Other news is that I did not get a bonus as promised (I would expect it to be handed to me at the last day of tax season, or in my next paycheck, which is was not). So, really feeling like it's time to move on. It was so difficult getting through the last part of tax season pregnant, I did go home early (6:30ish) for a few weeks and was in bed by 8 due to exhaustion, but I started to feel better towards the end, and was really proud of myself for getting through yet not overdoing it. I even gave up coffee!! My boss knew that I was pregnant, and although he acted excited there were a few situations where he was really awful about everything. So I am just really disappointed, and again feel like it may be time to move on.

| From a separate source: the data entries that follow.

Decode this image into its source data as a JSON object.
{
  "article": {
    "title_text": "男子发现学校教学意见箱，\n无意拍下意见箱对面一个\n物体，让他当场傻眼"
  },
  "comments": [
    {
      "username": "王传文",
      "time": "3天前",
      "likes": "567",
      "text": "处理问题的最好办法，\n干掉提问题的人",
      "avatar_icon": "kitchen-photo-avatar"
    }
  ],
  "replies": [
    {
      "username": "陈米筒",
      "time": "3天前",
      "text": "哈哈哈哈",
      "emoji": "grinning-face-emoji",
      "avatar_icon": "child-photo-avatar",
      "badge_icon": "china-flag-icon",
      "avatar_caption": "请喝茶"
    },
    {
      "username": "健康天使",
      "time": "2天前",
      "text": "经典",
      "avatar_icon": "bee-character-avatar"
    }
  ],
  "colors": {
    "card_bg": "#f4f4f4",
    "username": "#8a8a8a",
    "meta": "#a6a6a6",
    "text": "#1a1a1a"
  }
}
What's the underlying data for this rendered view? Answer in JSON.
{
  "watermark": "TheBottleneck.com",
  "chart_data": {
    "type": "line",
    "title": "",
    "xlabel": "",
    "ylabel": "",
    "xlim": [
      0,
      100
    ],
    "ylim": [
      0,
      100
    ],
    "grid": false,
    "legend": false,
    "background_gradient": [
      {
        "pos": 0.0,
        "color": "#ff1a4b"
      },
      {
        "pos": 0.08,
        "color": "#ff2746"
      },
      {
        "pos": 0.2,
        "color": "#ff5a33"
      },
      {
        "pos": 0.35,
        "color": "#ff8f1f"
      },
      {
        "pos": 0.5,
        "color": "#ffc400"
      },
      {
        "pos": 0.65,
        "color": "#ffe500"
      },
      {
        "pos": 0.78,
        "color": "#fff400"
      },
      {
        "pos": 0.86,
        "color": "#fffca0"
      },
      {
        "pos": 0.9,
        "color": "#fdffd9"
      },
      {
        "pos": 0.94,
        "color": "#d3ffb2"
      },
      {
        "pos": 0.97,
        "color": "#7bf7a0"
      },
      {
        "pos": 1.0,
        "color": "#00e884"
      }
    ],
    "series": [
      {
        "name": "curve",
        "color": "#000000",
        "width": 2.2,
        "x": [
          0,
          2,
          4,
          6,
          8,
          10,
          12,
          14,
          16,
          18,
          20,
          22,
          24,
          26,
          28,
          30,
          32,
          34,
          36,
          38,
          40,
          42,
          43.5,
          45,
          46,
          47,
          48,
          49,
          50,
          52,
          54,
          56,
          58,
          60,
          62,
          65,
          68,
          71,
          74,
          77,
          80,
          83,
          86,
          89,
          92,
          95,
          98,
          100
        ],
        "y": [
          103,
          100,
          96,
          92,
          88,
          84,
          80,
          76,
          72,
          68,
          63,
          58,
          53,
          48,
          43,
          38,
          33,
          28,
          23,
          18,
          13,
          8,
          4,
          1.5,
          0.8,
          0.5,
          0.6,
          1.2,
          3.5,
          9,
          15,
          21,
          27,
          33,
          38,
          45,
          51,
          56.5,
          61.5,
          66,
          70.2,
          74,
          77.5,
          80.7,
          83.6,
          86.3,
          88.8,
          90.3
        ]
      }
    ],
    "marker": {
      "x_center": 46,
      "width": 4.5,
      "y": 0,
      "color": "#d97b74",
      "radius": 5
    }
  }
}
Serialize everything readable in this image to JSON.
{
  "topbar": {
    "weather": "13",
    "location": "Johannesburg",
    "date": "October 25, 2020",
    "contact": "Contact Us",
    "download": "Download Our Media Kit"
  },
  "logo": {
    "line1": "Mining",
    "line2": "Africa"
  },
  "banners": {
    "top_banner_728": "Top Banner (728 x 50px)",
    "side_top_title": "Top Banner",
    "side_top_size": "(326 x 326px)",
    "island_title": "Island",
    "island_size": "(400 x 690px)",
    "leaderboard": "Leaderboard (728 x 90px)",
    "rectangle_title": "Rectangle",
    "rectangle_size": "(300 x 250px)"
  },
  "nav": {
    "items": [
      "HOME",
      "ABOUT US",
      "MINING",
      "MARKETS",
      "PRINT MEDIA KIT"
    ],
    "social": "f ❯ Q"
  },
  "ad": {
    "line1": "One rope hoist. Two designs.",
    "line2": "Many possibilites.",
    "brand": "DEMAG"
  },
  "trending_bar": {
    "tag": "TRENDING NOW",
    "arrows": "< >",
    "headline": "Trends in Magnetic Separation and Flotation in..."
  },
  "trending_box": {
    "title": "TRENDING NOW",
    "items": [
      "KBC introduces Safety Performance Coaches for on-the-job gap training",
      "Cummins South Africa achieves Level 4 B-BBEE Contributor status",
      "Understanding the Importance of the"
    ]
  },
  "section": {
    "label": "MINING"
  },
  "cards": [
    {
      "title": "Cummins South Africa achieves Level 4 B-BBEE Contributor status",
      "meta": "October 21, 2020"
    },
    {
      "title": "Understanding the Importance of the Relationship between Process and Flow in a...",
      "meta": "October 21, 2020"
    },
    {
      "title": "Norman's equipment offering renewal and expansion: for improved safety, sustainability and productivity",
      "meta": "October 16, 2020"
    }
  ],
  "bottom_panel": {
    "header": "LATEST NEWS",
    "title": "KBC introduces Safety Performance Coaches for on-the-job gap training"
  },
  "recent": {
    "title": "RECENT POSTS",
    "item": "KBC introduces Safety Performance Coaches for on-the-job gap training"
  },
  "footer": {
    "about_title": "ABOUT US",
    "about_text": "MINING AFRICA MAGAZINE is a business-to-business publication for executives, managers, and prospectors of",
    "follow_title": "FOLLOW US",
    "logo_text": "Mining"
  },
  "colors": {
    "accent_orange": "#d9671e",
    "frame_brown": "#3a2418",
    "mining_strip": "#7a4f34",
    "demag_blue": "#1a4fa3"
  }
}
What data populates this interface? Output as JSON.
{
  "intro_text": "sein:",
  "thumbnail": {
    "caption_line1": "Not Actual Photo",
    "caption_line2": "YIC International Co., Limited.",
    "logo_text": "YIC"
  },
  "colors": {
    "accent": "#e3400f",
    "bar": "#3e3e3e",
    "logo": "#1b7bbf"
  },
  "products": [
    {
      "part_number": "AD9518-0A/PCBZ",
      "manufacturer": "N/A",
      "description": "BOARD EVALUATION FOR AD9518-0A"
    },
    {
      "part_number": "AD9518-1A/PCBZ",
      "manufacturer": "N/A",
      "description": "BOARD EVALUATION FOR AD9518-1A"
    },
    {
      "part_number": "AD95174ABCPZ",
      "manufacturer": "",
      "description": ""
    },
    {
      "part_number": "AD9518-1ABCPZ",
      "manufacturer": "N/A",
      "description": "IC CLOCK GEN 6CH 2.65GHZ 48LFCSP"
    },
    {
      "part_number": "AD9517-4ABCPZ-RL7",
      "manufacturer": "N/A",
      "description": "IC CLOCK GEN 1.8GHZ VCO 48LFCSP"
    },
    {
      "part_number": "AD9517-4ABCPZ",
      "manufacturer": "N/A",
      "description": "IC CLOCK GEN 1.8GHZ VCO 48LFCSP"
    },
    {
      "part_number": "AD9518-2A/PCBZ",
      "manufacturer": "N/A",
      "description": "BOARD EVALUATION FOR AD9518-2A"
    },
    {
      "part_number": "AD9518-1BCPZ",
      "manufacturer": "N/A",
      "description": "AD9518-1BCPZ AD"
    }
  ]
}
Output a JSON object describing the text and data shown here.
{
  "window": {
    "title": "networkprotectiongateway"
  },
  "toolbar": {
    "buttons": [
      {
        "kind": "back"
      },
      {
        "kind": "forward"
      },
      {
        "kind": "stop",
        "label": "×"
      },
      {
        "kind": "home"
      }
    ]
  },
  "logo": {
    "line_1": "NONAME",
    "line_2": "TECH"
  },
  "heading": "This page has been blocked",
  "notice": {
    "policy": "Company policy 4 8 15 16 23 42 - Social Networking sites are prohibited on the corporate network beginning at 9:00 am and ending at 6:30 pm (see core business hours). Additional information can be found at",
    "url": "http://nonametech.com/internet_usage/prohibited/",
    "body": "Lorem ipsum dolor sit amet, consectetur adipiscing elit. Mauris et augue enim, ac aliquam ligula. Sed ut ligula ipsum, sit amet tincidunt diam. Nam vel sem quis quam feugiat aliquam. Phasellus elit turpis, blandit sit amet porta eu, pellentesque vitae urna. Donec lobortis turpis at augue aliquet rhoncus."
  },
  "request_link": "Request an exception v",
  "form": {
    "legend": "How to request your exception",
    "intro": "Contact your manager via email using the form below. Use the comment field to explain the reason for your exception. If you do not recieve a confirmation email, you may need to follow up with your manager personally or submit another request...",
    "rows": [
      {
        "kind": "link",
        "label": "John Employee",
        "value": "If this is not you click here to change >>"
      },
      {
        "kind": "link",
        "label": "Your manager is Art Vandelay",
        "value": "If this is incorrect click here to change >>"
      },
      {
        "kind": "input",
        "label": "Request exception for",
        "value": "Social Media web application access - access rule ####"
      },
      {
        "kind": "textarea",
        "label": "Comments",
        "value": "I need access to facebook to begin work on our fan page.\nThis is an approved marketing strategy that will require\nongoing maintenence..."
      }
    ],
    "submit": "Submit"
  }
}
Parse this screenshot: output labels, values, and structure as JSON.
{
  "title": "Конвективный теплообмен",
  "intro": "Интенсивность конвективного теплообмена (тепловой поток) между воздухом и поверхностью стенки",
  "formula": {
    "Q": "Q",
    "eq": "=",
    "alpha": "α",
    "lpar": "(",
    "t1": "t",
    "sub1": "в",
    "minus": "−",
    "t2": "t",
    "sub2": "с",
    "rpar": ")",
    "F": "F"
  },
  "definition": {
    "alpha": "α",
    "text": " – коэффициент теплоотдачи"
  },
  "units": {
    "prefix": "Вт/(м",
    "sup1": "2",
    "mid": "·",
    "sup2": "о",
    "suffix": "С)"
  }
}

Also, DH gave his 30 day notice for newspaper delivery, but now I'm thinking that maybe we should split it up, and I could quit the accounting job and we would be ok until I figured out what to do next. But, not really in a position to make decisions like that right now, way too emotional!
oh and i haven't selected any of the mutual funds in my 401k or the ira's yet! I was planning to do it this week but I can't focus. I'm thinking of contacting an ELP for help, but not sure if they will help if nothing is in it for them. but i suppose i could always buy this years roth through them, and I also have a small simple ira that can finally be converted later this year.